なぜイスラエルはパリ五輪に参加できたのか?:西側諸国の二重基準
26日に開幕したパリ五輪をめぐっては、様々な団体や市民がイスラエルの排除を求めてきましたが、フランス当局はイスラエルの参加を歓迎しました。
【ParsToday国際】パリ五輪へのイスラエルの参加をめぐっては、様々な団体やSNSユーザーなどが、イスラエルの行為と五輪精神は相容れないとして排除を求めてきました。
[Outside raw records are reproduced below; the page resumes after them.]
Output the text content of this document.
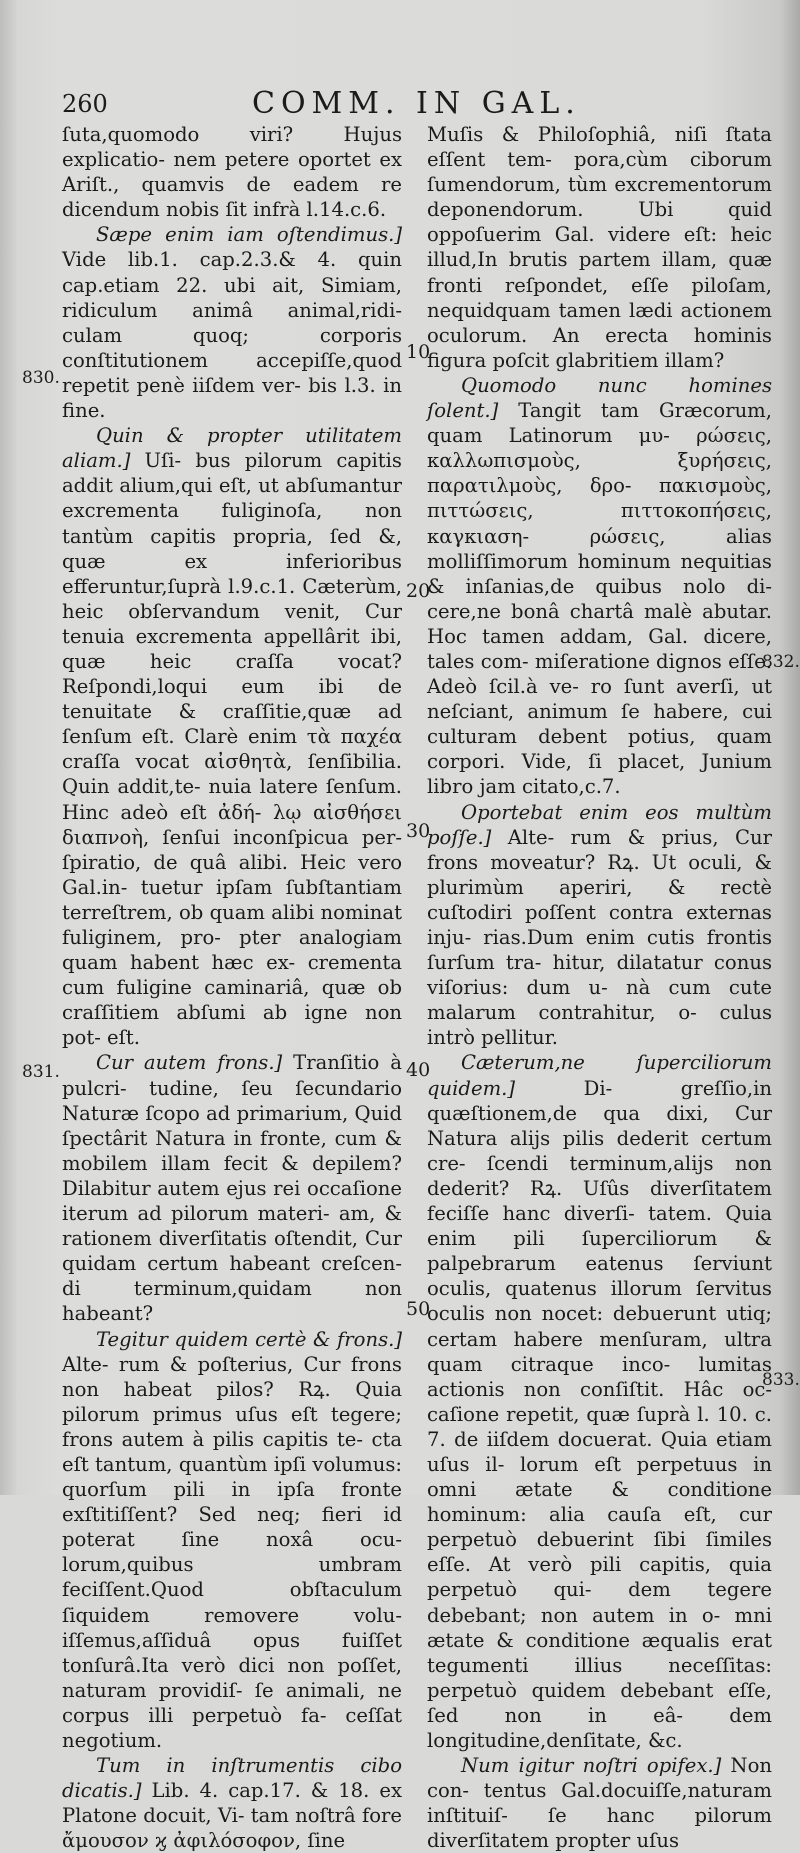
260	COMM. IN GAL.

ſuta,quomodo viri? Hujus explicatio- nem petere oportet ex Ariſt., quamvis de eadem re dicendum nobis ſit infrà l.14.c.6.

Sæpe enim iam oſtendimus.] Vide lib.1. cap.2.3.& 4. quin cap.etiam 22. ubi ait, Simiam, ridiculum animâ animal,ridi- culam quoq; corporis conſtitutionem accepiſſe,quod repetit penè iiſdem ver- bis l.3. in fine.

Quin & propter utilitatem aliam.] Uſi- bus pilorum capitis addit alium,qui eſt, ut abſumantur excrementa fuliginoſa, non tantùm capitis propria, ſed &, quæ ex inferioribus efferuntur,ſuprà l.9.c.1. Cæterùm, heic obſervandum venit, Cur tenuia excrementa appellârit ibi, quæ heic craſſa vocat? Reſpondi,loqui eum ibi de tenuitate & craſſitie,quæ ad ſenſum eſt. Clarè enim τὰ παχέα craſſa vocat αἰσθητὰ, ſenſibilia. Quin addit,te- nuia latere ſenſum. Hinc adeò eſt ἀδή- λῳ αἰσθήσει διαπνοὴ, ſenſui inconſpicua per- ſpiratio, de quâ alibi. Heic vero Gal.in- tuetur ipſam ſubſtantiam terreſtrem, ob quam alibi nominat fuliginem, pro- pter analogiam quam habent hæc ex- crementa cum fuligine caminariâ, quæ ob craſſitiem abſumi ab igne non pot- eſt.

Cur autem frons.] Tranſitio à pulcri- tudine, ſeu ſecundario Naturæ ſcopo ad primarium, Quid ſpectârit Natura in fronte, cum & mobilem illam fecit & depilem? Dilabitur autem ejus rei occaſione iterum ad pilorum materi- am, & rationem diverſitatis oſtendit, Cur quidam certum habeant creſcen- di terminum,quidam non habeant?

Tegitur quidem certè & frons.] Alte- rum & poſterius, Cur frons non habeat pilos? Rꝝ. Quia pilorum primus uſus eſt tegere; frons autem à pilis capitis te- cta eſt tantum, quantùm ipſi volumus: quorſum pili in ipſa fronte exſtitiſſent? Sed neq; fieri id poterat ſine noxâ ocu- lorum,quibus umbram feciſſent.Quod obſtaculum ſiquidem removere volu- iſſemus,aſſiduâ opus fuiſſet tonſurâ.Ita verò dici non poſſet, naturam providiſ- ſe animali, ne corpus illi perpetuò fa- ceſſat negotium.

Tum in inſtrumentis cibo dicatis.] Lib. 4. cap.17. & 18. ex Platone docuit, Vi- tam noſtrâ fore ἄμουσον ϗ ἀφιλόσοφον, ſine

Muſis & Philoſophiâ, niſi ſtata eſſent tem- pora,cùm ciborum ſumendorum, tùm excrementorum deponendorum. Ubi quid oppoſuerim Gal. videre eſt: heic illud,In brutis partem illam, quæ fronti reſpondet, eſſe piloſam, nequidquam tamen lædi actionem oculorum. An erecta hominis figura poſcit glabritiem illam?

Quomodo nunc homines ſolent.] Tangit tam Græcorum, quam Latinorum μυ- ρώσεις, καλλωπισμοὺς, ξυρήσεις, παρατιλμοὺς, δρο- πακισμοὺς, πιττώσεις, πιττοκοπήσεις, καγκιαση- ρώσεις, alias molliſſimorum hominum nequitias & inſanias,de quibus nolo di- cere,ne bonâ chartâ malè abutar. Hoc tamen addam, Gal. dicere, tales com- miſeratione dignos eſſe. Adeò ſcil.à ve- ro ſunt averſi, ut neſciant, animum ſe habere, cui culturam debent potius, quam corpori. Vide, ſi placet, Junium libro jam citato,c.7.

Oportebat enim eos multùm poſſe.] Alte- rum & prius, Cur frons moveatur? Rꝝ. Ut oculi, & plurimùm aperiri, & rectè cuſtodiri poſſent contra externas inju- rias.Dum enim cutis frontis ſurſum tra- hitur, dilatatur conus viſorius: dum u- nà cum cute malarum contrahitur, o- culus intrò pellitur.

Cæterum,ne ſuperciliorum quidem.] Di- greſſio,in quæſtionem,de qua dixi, Cur Natura alijs pilis dederit certum cre- ſcendi terminum,alijs non dederit? Rꝝ. Uſûs diverſitatem feciſſe hanc diverſi- tatem. Quia enim pili ſuperciliorum & palpebrarum eatenus ſerviunt oculis, quatenus illorum ſervitus oculis non nocet: debuerunt utiq; certam habere menſuram, ultra quam citraque inco- lumitas actionis non conſiſtit. Hâc oc- caſione repetit, quæ ſuprà l. 10. c. 7. de iiſdem docuerat. Quia etiam uſus il- lorum eſt perpetuus in omni ætate & conditione hominum: alia cauſa eſt, cur perpetuò debuerint ſibi ſimiles eſſe. At verò pili capitis, quia perpetuò qui- dem tegere debebant; non autem in o- mni ætate & conditione æqualis erat tegumenti illius neceſſitas: perpetuò quidem debebant eſſe, ſed non in eâ- dem longitudine,denſitate, &c.

Num igitur noſtri opifex.] Non con- tentus Gal.docuiſſe,naturam inſtituiſ- ſe hanc pilorum diverſitatem propter uſus

10
20
30
40
50
830.
831.
832.
833.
そのうちの多くが、国際オリンピック委員会(IOC)がイスラエルによるガザでの犯罪に何らかの反応を示すことを期待していました。それは、IOCが以前からパレスチナ五輪委員会を正式に承認しているからです。
IOCが定めたオリンピック憲章には次の2つの記述があります。オリンピックの目的として「人間の尊厳を保つことに重きを置く平和な社会の確立を奨励する」こと、そして、「手本となる教育的価値、普遍的・基本的・倫理的諸原則の尊重」です。
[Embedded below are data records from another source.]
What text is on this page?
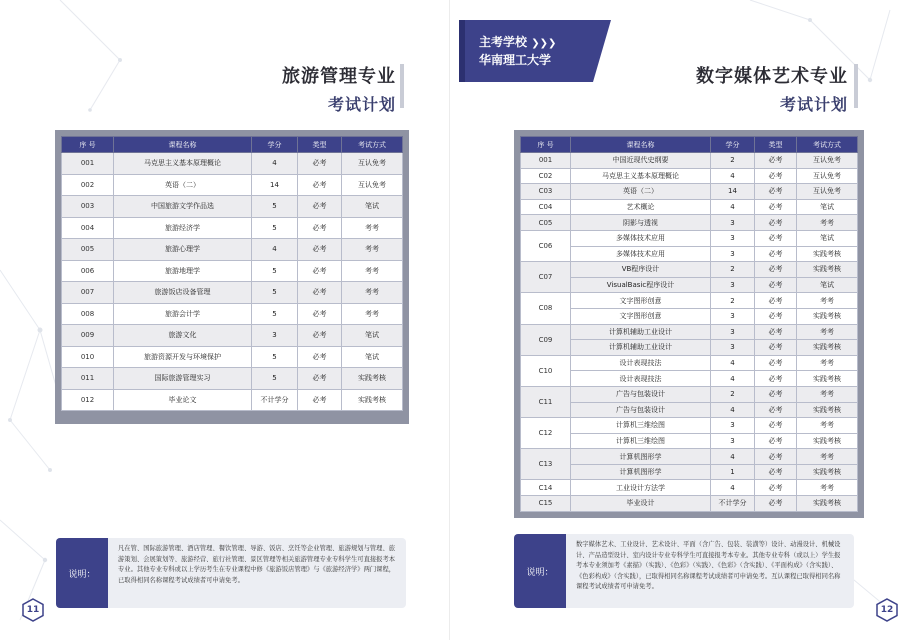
旅游管理专业
考试计划
序 号	课程名称	学分	类型	考试方式
001	马克思主义基本原理概论	4	必考	互认免考
002	英语（二）	14	必考	互认免考
003	中国旅游文学作品选	5	必考	笔试
004	旅游经济学	5	必考	考考
005	旅游心理学	4	必考	考考
006	旅游地理学	5	必考	考考
007	旅游饭店设备管理	5	必考	考考
008	旅游会计学	5	必考	考考
009	旅游文化	3	必考	笔试
010	旅游资源开发与环境保护	5	必考	笔试
011	国际旅游管理实习	5	必考	实践考核
012	毕业论文	不计学分	必考	实践考核
说明：
凡在管、国际旅游管理、酒店管理、餐饮管理、导游、饭店、烹饪等企业管理、旅游规划与管理、旅游策划、会展策划等、旅游经营、旅行社管理、景区管理等相关旅游管理专业专科学生可直接报考本专业。其他专业专科或以上学历考生在专业课程中修《旅游饭店管理》与《旅游经济学》两门课程，已取得相同名称课程考试成绩者可申请免考。
11
数字媒体艺术专业
考试计划
序 号	课程名称	学分	类型	考试方式
001	中国近现代史纲要	2	必考	互认免考
C02	马克思主义基本原理概论	4	必考	互认免考
C03	英语（二）	14	必考	互认免考
C04	艺术概论	4	必考	笔试
C05	阴影与透视	3	必考	考考
C06	多媒体技术应用	3	必考	笔试
	多媒体技术应用	3	必考	实践考核
C07	VB程序设计	2	必考	实践考核
	VisualBasic程序设计	3	必考	笔试
C08	文字图形创意	2	必考	考考
	文字图形创意	3	必考	实践考核
C09	计算机辅助工业设计	3	必考	考考
	计算机辅助工业设计	3	必考	实践考核
C10	设计表现技法	4	必考	考考
	设计表现技法	4	必考	实践考核
C11	广告与包装设计	2	必考	考考
	广告与包装设计	4	必考	实践考核
C12	计算机三维绘图	3	必考	考考
	计算机三维绘图	3	必考	实践考核
C13	计算机图形学	4	必考	考考
	计算机图形学	1	必考	实践考核
C14	工业设计方法学	4	必考	考考
C15	毕业设计	不计学分	必考	实践考核
说明：
数字媒体艺术、工业设计、艺术设计、平面（含广告、包装、装潢等）设计、动漫设计、机械设计、产品造型设计、室内设计专业专科学生可直接报考本专业。其他专业专科（或以上）学生报考本专业须加考《素描》（实践）、《色彩》（实践）、《色彩》（含实践）、《平面构成》（含实践）、《色彩构成》（含实践），已取得相同名称课程考试成绩者可申请免考。互认课程已取得相同名称课程考试成绩者可申请免考。
12
主考学校 ❯❯❯
华南理工大学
しかし、このいずれの理念もガザ市民の有利にはたらくことはなく、イスラエルへの非難が起こることもなく、IOCの理念と実態の乖離をあらわにしました。
この乖離は、ウクライナ戦争が始まった2年前を振り返ってみると、よりはっきりします。IOCは、ウクライナ戦争が始まるとすぐに声明を発表し、ロシアを非難しました。IOC幹部も「戦争はIOCの理念に反する」「我々はロシアの行動を非難する。ロシアは五輪の参加資格を失う」と明言していました。
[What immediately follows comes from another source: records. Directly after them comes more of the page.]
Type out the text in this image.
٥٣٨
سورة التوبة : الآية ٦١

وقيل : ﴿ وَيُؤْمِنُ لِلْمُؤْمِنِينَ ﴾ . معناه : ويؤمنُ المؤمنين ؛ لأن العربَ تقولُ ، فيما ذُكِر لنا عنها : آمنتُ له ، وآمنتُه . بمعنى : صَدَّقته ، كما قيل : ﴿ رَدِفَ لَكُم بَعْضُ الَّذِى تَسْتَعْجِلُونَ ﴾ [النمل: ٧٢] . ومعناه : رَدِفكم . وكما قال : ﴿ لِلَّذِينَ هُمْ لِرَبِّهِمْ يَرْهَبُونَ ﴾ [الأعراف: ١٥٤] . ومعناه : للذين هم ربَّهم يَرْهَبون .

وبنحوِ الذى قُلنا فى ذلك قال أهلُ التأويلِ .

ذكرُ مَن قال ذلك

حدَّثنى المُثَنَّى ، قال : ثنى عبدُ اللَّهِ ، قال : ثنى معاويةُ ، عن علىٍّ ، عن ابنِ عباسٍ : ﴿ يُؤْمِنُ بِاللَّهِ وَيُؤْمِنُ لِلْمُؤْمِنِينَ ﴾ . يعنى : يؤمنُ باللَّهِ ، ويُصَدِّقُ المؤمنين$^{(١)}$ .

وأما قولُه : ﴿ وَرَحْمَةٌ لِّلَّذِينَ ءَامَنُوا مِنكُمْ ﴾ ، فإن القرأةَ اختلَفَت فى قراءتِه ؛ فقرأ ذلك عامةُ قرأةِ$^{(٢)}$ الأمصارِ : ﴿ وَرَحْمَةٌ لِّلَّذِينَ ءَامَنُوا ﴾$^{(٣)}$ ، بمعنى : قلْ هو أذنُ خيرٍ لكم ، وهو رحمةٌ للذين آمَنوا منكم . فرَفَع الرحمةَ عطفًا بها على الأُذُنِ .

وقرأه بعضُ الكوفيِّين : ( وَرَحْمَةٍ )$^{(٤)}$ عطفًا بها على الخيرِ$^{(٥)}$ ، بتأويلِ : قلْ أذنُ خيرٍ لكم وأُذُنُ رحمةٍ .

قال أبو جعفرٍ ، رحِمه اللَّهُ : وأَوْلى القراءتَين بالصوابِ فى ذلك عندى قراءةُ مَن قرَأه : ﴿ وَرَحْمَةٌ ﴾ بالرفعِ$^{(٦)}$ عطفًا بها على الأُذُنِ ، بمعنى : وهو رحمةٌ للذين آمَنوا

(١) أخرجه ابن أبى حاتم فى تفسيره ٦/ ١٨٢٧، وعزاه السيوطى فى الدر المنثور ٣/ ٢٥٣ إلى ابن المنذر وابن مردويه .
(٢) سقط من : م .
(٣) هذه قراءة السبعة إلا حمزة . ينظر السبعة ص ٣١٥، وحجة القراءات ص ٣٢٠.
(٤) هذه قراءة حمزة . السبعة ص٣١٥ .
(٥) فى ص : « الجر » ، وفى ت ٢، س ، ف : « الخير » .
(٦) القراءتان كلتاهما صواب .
今回のパリ大会でも、ロシアとベラルーシの選手は国としての参加ではなく、「中立な個人資格」としてのみ参加を認められています。このため、両国の国旗・国歌が日の目に触れることはありません。
一方、イスラエルの出場について、IOCのトーマス・バッハ会長は大会前に「この件について疑問の余地はない」と述べ、イスラエルから87名の選手が「国として」参加することが認められました。
昨年10月から続くイスラエルによるガザ攻撃では、これまでに4万人近くのパレスチナ人が虐殺されています。英医学誌「ランセット」は、この数字に間接的な死者数やがれきに埋もれたまま行方不明になっている人を含めると、犠牲者は18万6000人に膨れ上がるとしています。
なぜイスラエルを五輪から除外するべきか?
・子供1万6000人を虐殺
・女性1万1000人を虐殺
・医療関係者520人を虐殺
・ジャーナリスト160人を虐殺
アスリートを殺害するイスラエル
イスラエルはパレスチナのアスリートたちも虐殺しています。
・スポーツ選手、審判など350人を虐殺(パレスチナ・サッカー協会による統計)
・サッカー選手250人を虐殺
・スポーツ施設55カ所を破壊
・ガザのスポーツ施設の8割を破壊
・スポーツ施設をパレスチナ人捕虜の収容所として利用
IOCはこれまで、南アフリカ、ロシア、ベラルーシを五輪から排除したことがありますが、イスラエルに対してそのような措置をとらないのは、西側の二重基準と偽善を示すものといえます。IOCがこうした姿勢を変えなければ、五輪精神は何も残らないと考える意見は数多くあります。
こうした中、パレスチナ五輪委員会(POC)は、イスラエルのスポーツ選手らによる五輪憲章に反する行為をまとめた報告書をIOCに提出しました。
報告書では、イスラエル人アスリートが、ガザ近くに展開するイスラエル軍部隊を訪問し、砲弾にサインをした行為などが例として挙げられています。
POCのナデル・ジャユシ副会長は、「我々はイスラエルによるガザでの人権侵害、大量虐殺を理由として、この要望(=イスラエルの五輪排除)を提出した」と語りました。
ジャユシ氏はまた、「一部のイスラエル人アスリートは、イスラエル軍兵士を慰問するために部隊を訪問している」とし、その一例としてイスラエルの柔道選手ピーター・パルチクがガザ前線部隊を訪れた際に、砲弾に「私から喜びを込めて」などと寄せ書きをし、それをSNSに掲載していたことを挙げました。